Core Web Vitals translate user experience into measurable numbers. LCP measures how fast the main content loads (target: under 2.5 seconds). INP measures responsiveness — how quickly the page reacts to interaction (target: under 200ms). CLS measures visual stability — whether content jumps around as the page loads (target: under 0.1). Google uses CWV as a ranking factor and as a critical input to search experience reports. Beyond rankings, CWV are direct correlates of conversion: a 1-second LCP improvement typically lifts conversion 5–15% on commercial pages. Codnity Dev and Creative jointly optimise CWV through framework choice, image strategy, font loading, layout architecture, and runtime monitoring.
What it includes
- LCP optimisation (image priority, server response, render-blocking resources)

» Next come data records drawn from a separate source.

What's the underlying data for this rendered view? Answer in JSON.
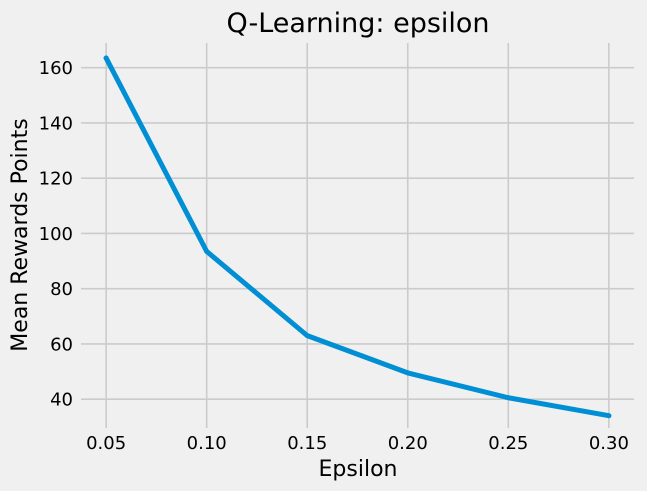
{
  "chart_data": {
    "type": "line",
    "title": "Q-Learning: epsilon",
    "xlabel": "Epsilon",
    "ylabel": "Mean Rewards Points",
    "x": [
      0.05,
      0.1,
      0.15,
      0.2,
      0.25,
      0.3
    ],
    "series": [
      {
        "values": [
          163.5,
          93.5,
          63,
          49.5,
          40.5,
          34
        ],
        "color": "#008fd5"
      }
    ],
    "xticks": [
      "0.05",
      "0.10",
      "0.15",
      "0.20",
      "0.25",
      "0.30"
    ],
    "yticks": [
      "40",
      "60",
      "80",
      "100",
      "120",
      "140",
      "160"
    ],
    "xlim": [
      0.0375,
      0.3125
    ],
    "ylim": [
      29.55,
      168.95
    ],
    "grid": true,
    "legend": "none"
  }
}
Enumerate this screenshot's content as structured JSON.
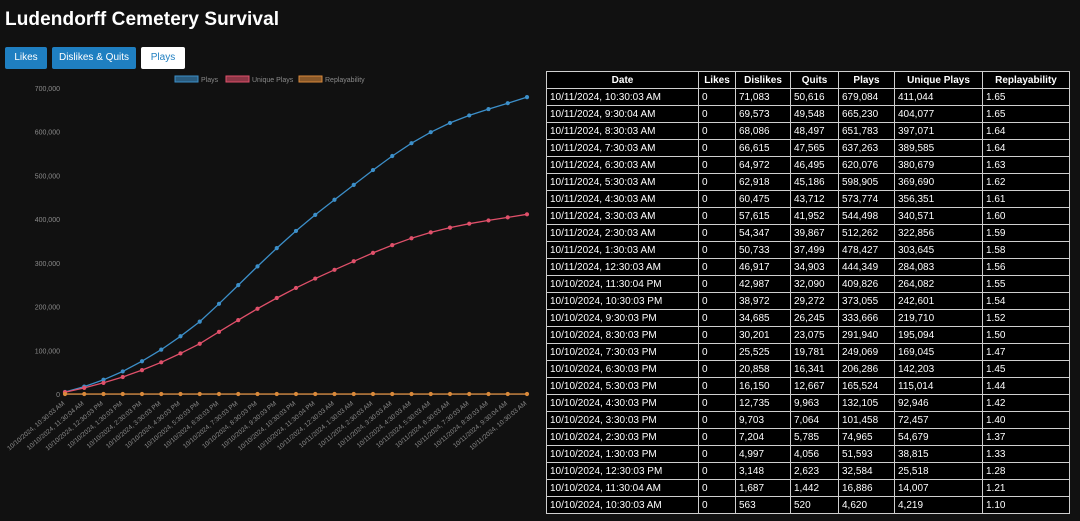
{
  "page": {
    "title": "Ludendorff Cemetery Survival"
  },
  "tabs": [
    {
      "label": "Likes",
      "active": false
    },
    {
      "label": "Dislikes & Quits",
      "active": false
    },
    {
      "label": "Plays",
      "active": true
    }
  ],
  "colors": {
    "accent": "#1f7fc1",
    "plays": "#3c8fc9",
    "unique": "#e0506a",
    "replay": "#d9893a"
  },
  "chart_data": {
    "type": "line",
    "title": "",
    "xlabel": "",
    "ylabel": "",
    "ylim": [
      0,
      700000
    ],
    "yticks": [
      "0",
      "100,000",
      "200,000",
      "300,000",
      "400,000",
      "500,000",
      "600,000",
      "700,000"
    ],
    "x": [
      "10/10/2024, 10:30:03 AM",
      "10/10/2024, 11:30:04 AM",
      "10/10/2024, 12:30:03 PM",
      "10/10/2024, 1:30:03 PM",
      "10/10/2024, 2:30:03 PM",
      "10/10/2024, 3:30:03 PM",
      "10/10/2024, 4:30:03 PM",
      "10/10/2024, 5:30:03 PM",
      "10/10/2024, 6:30:03 PM",
      "10/10/2024, 7:30:03 PM",
      "10/10/2024, 8:30:03 PM",
      "10/10/2024, 9:30:03 PM",
      "10/10/2024, 10:30:03 PM",
      "10/10/2024, 11:30:04 PM",
      "10/11/2024, 12:30:03 AM",
      "10/11/2024, 1:30:03 AM",
      "10/11/2024, 2:30:03 AM",
      "10/11/2024, 3:30:03 AM",
      "10/11/2024, 4:30:03 AM",
      "10/11/2024, 5:30:03 AM",
      "10/11/2024, 6:30:03 AM",
      "10/11/2024, 7:30:03 AM",
      "10/11/2024, 8:30:03 AM",
      "10/11/2024, 9:30:04 AM",
      "10/11/2024, 10:30:03 AM"
    ],
    "legend_position": "top",
    "grid": false,
    "series": [
      {
        "name": "Plays",
        "color": "#3c8fc9",
        "values": [
          4620,
          16886,
          32584,
          51593,
          74965,
          101458,
          132105,
          165524,
          206286,
          249069,
          291940,
          333666,
          373055,
          409826,
          444349,
          478427,
          512262,
          544498,
          573774,
          598905,
          620076,
          637263,
          651783,
          665230,
          679084
        ]
      },
      {
        "name": "Unique Plays",
        "color": "#e0506a",
        "values": [
          4219,
          14007,
          25518,
          38815,
          54679,
          72457,
          92946,
          115014,
          142203,
          169045,
          195094,
          219710,
          242601,
          264082,
          284083,
          303645,
          322856,
          340571,
          356351,
          369690,
          380679,
          389585,
          397071,
          404077,
          411044
        ]
      },
      {
        "name": "Replayability",
        "color": "#d9893a",
        "values": [
          1.1,
          1.21,
          1.28,
          1.33,
          1.37,
          1.4,
          1.42,
          1.44,
          1.45,
          1.47,
          1.5,
          1.52,
          1.54,
          1.55,
          1.56,
          1.58,
          1.59,
          1.6,
          1.61,
          1.62,
          1.63,
          1.63,
          1.64,
          1.65,
          1.65
        ]
      }
    ]
  },
  "table": {
    "headers": [
      "Date",
      "Likes",
      "Dislikes",
      "Quits",
      "Plays",
      "Unique Plays",
      "Replayability"
    ],
    "rows": [
      [
        "10/11/2024, 10:30:03 AM",
        "0",
        "71,083",
        "50,616",
        "679,084",
        "411,044",
        "1.65"
      ],
      [
        "10/11/2024, 9:30:04 AM",
        "0",
        "69,573",
        "49,548",
        "665,230",
        "404,077",
        "1.65"
      ],
      [
        "10/11/2024, 8:30:03 AM",
        "0",
        "68,086",
        "48,497",
        "651,783",
        "397,071",
        "1.64"
      ],
      [
        "10/11/2024, 7:30:03 AM",
        "0",
        "66,615",
        "47,565",
        "637,263",
        "389,585",
        "1.64"
      ],
      [
        "10/11/2024, 6:30:03 AM",
        "0",
        "64,972",
        "46,495",
        "620,076",
        "380,679",
        "1.63"
      ],
      [
        "10/11/2024, 5:30:03 AM",
        "0",
        "62,918",
        "45,186",
        "598,905",
        "369,690",
        "1.62"
      ],
      [
        "10/11/2024, 4:30:03 AM",
        "0",
        "60,475",
        "43,712",
        "573,774",
        "356,351",
        "1.61"
      ],
      [
        "10/11/2024, 3:30:03 AM",
        "0",
        "57,615",
        "41,952",
        "544,498",
        "340,571",
        "1.60"
      ],
      [
        "10/11/2024, 2:30:03 AM",
        "0",
        "54,347",
        "39,867",
        "512,262",
        "322,856",
        "1.59"
      ],
      [
        "10/11/2024, 1:30:03 AM",
        "0",
        "50,733",
        "37,499",
        "478,427",
        "303,645",
        "1.58"
      ],
      [
        "10/11/2024, 12:30:03 AM",
        "0",
        "46,917",
        "34,903",
        "444,349",
        "284,083",
        "1.56"
      ],
      [
        "10/10/2024, 11:30:04 PM",
        "0",
        "42,987",
        "32,090",
        "409,826",
        "264,082",
        "1.55"
      ],
      [
        "10/10/2024, 10:30:03 PM",
        "0",
        "38,972",
        "29,272",
        "373,055",
        "242,601",
        "1.54"
      ],
      [
        "10/10/2024, 9:30:03 PM",
        "0",
        "34,685",
        "26,245",
        "333,666",
        "219,710",
        "1.52"
      ],
      [
        "10/10/2024, 8:30:03 PM",
        "0",
        "30,201",
        "23,075",
        "291,940",
        "195,094",
        "1.50"
      ],
      [
        "10/10/2024, 7:30:03 PM",
        "0",
        "25,525",
        "19,781",
        "249,069",
        "169,045",
        "1.47"
      ],
      [
        "10/10/2024, 6:30:03 PM",
        "0",
        "20,858",
        "16,341",
        "206,286",
        "142,203",
        "1.45"
      ],
      [
        "10/10/2024, 5:30:03 PM",
        "0",
        "16,150",
        "12,667",
        "165,524",
        "115,014",
        "1.44"
      ],
      [
        "10/10/2024, 4:30:03 PM",
        "0",
        "12,735",
        "9,963",
        "132,105",
        "92,946",
        "1.42"
      ],
      [
        "10/10/2024, 3:30:03 PM",
        "0",
        "9,703",
        "7,064",
        "101,458",
        "72,457",
        "1.40"
      ],
      [
        "10/10/2024, 2:30:03 PM",
        "0",
        "7,204",
        "5,785",
        "74,965",
        "54,679",
        "1.37"
      ],
      [
        "10/10/2024, 1:30:03 PM",
        "0",
        "4,997",
        "4,056",
        "51,593",
        "38,815",
        "1.33"
      ],
      [
        "10/10/2024, 12:30:03 PM",
        "0",
        "3,148",
        "2,623",
        "32,584",
        "25,518",
        "1.28"
      ],
      [
        "10/10/2024, 11:30:04 AM",
        "0",
        "1,687",
        "1,442",
        "16,886",
        "14,007",
        "1.21"
      ],
      [
        "10/10/2024, 10:30:03 AM",
        "0",
        "563",
        "520",
        "4,620",
        "4,219",
        "1.10"
      ]
    ]
  }
}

- INP optimisation (JavaScript size, main-thread work, hydration strategy)
- CLS optimisation (explicit dimensions, font-display, layout stability)
- Real-user monitoring (CrUX, Search Console, RUM tools)

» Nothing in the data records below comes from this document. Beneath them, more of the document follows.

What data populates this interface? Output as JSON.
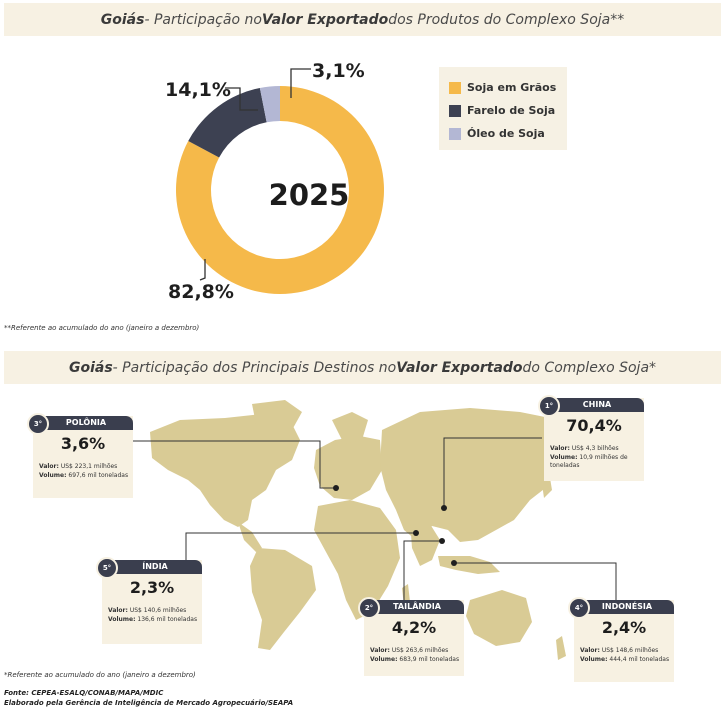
{
  "banner1": {
    "region": "Goiás",
    "t1": " - Participação no ",
    "bold": "Valor Exportado",
    "t2": " dos Produtos do Complexo Soja**"
  },
  "banner2": {
    "region": "Goiás",
    "t1": " - Participação dos Principais Destinos no ",
    "bold": "Valor Exportado",
    "t2": " do Complexo Soja*"
  },
  "chart_data": {
    "type": "pie",
    "center_label": "2025",
    "slices": [
      {
        "name": "Soja em Grãos",
        "value": 82.8,
        "label": "82,8%",
        "color": "#f5b94a"
      },
      {
        "name": "Farelo de Soja",
        "value": 14.1,
        "label": "14,1%",
        "color": "#3d4152"
      },
      {
        "name": "Óleo de Soja",
        "value": 3.1,
        "label": "3,1%",
        "color": "#b3b7d4"
      }
    ],
    "legend_position": "right"
  },
  "footnote1": "**Referente ao acumulado do ano (janeiro a dezembro)",
  "destinations": [
    {
      "rank": "1°",
      "country": "CHINA",
      "share": "70,4%",
      "value_label": "Valor:",
      "value": "US$ 4,3 bilhões",
      "volume_label": "Volume:",
      "volume": "10,9 milhões de toneladas"
    },
    {
      "rank": "2°",
      "country": "TAILÂNDIA",
      "share": "4,2%",
      "value_label": "Valor:",
      "value": "US$ 263,6 milhões",
      "volume_label": "Volume:",
      "volume": "683,9 mil toneladas"
    },
    {
      "rank": "3°",
      "country": "POLÔNIA",
      "share": "3,6%",
      "value_label": "Valor:",
      "value": "US$ 223,1 milhões",
      "volume_label": "Volume:",
      "volume": "697,6 mil toneladas"
    },
    {
      "rank": "4°",
      "country": "INDONÉSIA",
      "share": "2,4%",
      "value_label": "Valor:",
      "value": "US$ 148,6 milhões",
      "volume_label": "Volume:",
      "volume": "444,4 mil toneladas"
    },
    {
      "rank": "5°",
      "country": "ÍNDIA",
      "share": "2,3%",
      "value_label": "Valor:",
      "value": "US$ 140,6 milhões",
      "volume_label": "Volume:",
      "volume": "136,6 mil toneladas"
    }
  ],
  "footnote2": "*Referente ao acumulado do ano (janeiro a dezembro)",
  "source_line1": "Fonte: CEPEA-ESALQ/CONAB/MAPA/MDIC",
  "source_line2": "Elaborado pela Gerência de Inteligência de Mercado Agropecuário/SEAPA",
  "colors": {
    "map_land": "#d9cb95",
    "card_bg": "#f7f1e2",
    "header": "#3a3e4e",
    "banner_bg": "#f7f1e3"
  }
}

- Lighthouse and PageSpeed Insights audits
- Framework and rendering strategy choice
How it works
Establish baseline
Pull current CrUX data from Search Console + run Lighthouse on top pages. Identify the 1–2 metrics that fail Google thresholds.
Address by leverage
Image strategy and render path for LCP. Bundle size and hydration for INP. Explicit dimensions for CLS. Highest-impact change first.
Validate in production
Lab tools (Lighthouse) lie on dev builds. Always test production with realistic throttling. Track real-user metrics monthly.
Defend the gains
CWV regress when teams add features without budgets. Set performance budgets and alert when builds break them.
Frequently asked
Are Core Web Vitals a ranking factor?
Yes, but indirectly. Google uses CWV as one of many signals in page experience ranking. The bigger commercial impact is on conversion — fast pages convert measurably better.
What CWV thresholds should I target?
Google considers a page "good" when LCP is under 2.5s, INP under 200ms, and CLS under 0.1 — measured at the 75th percentile of real users. Aim better than that on commercial pages.
How do I monitor CWV continuously?
Search Console reports CrUX field data. Lab tools (Lighthouse, PageSpeed Insights) test specific URLs. Real-user monitoring (RUM) catches issues lab tools miss. Use all three.